With property markets taking a tumble in recent times, some SMSF clients may need to review the loan arrangements and guarantees they have, particularly where the loan-to-value ratio has significantly dropped, says an industry lawyer.
Speaking in a seminar in Sydney, DBA Lawyers director Daniel Butler said the property market has been under some stress recently, and while it may see a bit of a rebound with Labor’s property tax changes off the table, some SMSFs may be impacted by the recent fall in property values.
Mr Butler said the ATO has previously raised concerns about the amount of property loans held by SMSFs and guaranteed by assets outside of super such as the family home.
“If the market collapses, this is going to affect retirement savings and personal assets,” Mr Butler said.
Mr Butler explained that there were two types of guarantees: unsecured guarantees and secured guarantees.
“We have noticed a movement out there, typically with non-bank institutions, that they want that guarantee to be supported by a security or a charge or mortgage over the home or property owned by that guarantor,” he said.
While the fact that it is a limited recourse loan means that the security including any related guarantees should be limited to the value of the acquirable asset, but often they are not.
“You have to read and check it. I read one the other day that said that any asset you hold on trust is also up for grabs. Some of them also say, well, if it’s interest and cost and damages, we can also claim that back, even default interest,” he said.

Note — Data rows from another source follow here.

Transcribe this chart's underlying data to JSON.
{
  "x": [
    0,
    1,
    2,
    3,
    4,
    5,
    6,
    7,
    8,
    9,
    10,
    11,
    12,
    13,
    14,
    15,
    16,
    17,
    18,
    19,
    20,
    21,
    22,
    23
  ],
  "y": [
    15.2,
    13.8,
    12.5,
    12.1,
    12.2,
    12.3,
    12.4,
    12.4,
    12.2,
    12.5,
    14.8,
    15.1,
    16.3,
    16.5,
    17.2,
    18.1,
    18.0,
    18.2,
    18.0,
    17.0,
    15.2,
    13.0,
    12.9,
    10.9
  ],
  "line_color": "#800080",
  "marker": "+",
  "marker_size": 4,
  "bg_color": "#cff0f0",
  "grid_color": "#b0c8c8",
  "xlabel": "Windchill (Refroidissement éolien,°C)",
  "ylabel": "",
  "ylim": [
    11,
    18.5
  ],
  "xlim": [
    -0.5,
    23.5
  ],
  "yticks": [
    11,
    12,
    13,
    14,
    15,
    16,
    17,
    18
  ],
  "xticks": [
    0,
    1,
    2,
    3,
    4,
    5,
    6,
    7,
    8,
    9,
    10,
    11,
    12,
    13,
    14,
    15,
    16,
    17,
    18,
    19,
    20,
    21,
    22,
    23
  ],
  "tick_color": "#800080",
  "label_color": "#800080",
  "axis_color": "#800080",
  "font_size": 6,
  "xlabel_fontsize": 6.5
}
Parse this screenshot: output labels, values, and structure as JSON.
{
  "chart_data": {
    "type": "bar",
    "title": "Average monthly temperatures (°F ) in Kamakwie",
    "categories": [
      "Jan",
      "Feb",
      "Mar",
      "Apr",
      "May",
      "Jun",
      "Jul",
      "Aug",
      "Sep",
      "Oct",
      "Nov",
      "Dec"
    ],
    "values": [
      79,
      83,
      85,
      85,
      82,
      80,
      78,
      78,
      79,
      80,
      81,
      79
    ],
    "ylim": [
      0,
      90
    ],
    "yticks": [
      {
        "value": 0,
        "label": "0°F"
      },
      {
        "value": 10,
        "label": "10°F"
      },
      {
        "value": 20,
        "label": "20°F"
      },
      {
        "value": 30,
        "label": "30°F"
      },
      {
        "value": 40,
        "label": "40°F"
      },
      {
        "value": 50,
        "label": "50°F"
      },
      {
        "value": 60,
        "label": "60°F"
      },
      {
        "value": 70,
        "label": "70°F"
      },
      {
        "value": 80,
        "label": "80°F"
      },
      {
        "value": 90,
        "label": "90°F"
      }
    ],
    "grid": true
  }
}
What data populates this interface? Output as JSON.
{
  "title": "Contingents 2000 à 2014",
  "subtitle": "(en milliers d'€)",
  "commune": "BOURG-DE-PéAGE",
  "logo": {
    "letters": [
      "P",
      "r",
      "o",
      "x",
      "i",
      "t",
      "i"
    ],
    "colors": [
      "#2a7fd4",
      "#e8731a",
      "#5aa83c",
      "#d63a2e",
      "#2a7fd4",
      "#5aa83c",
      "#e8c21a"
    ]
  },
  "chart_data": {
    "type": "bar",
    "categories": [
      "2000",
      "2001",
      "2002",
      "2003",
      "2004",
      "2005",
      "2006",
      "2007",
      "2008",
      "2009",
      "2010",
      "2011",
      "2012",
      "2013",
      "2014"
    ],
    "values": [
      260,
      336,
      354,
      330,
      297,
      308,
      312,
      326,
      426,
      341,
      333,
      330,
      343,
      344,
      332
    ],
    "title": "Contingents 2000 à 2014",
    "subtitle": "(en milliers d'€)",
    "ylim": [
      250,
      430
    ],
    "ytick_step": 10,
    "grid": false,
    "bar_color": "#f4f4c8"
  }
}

SMSF professionals and their clients need to be very mindful of the extent of these guarantees, he cautioned, particularly if the client is entering negative equity.
The documents that deal with the guarantee for the loan arrangements may need to be reviewed for those clients who are in that risk category, he advised.
“That would be those that bought an apartment and it’s now close to negativity equity and the they’re getting light on the loan-to-value ratio (LVR) because the property value has sunk but the loan is still there and they’re no longer over their 70 per cent threshold,” he said.
This also needs to be looked at with related-party loans, because if the LVR is no longer under the 70 per cent, then they may need to restructure.
SMSF practitioners should offset their liability by encouraging their clients to get these documents reviewed.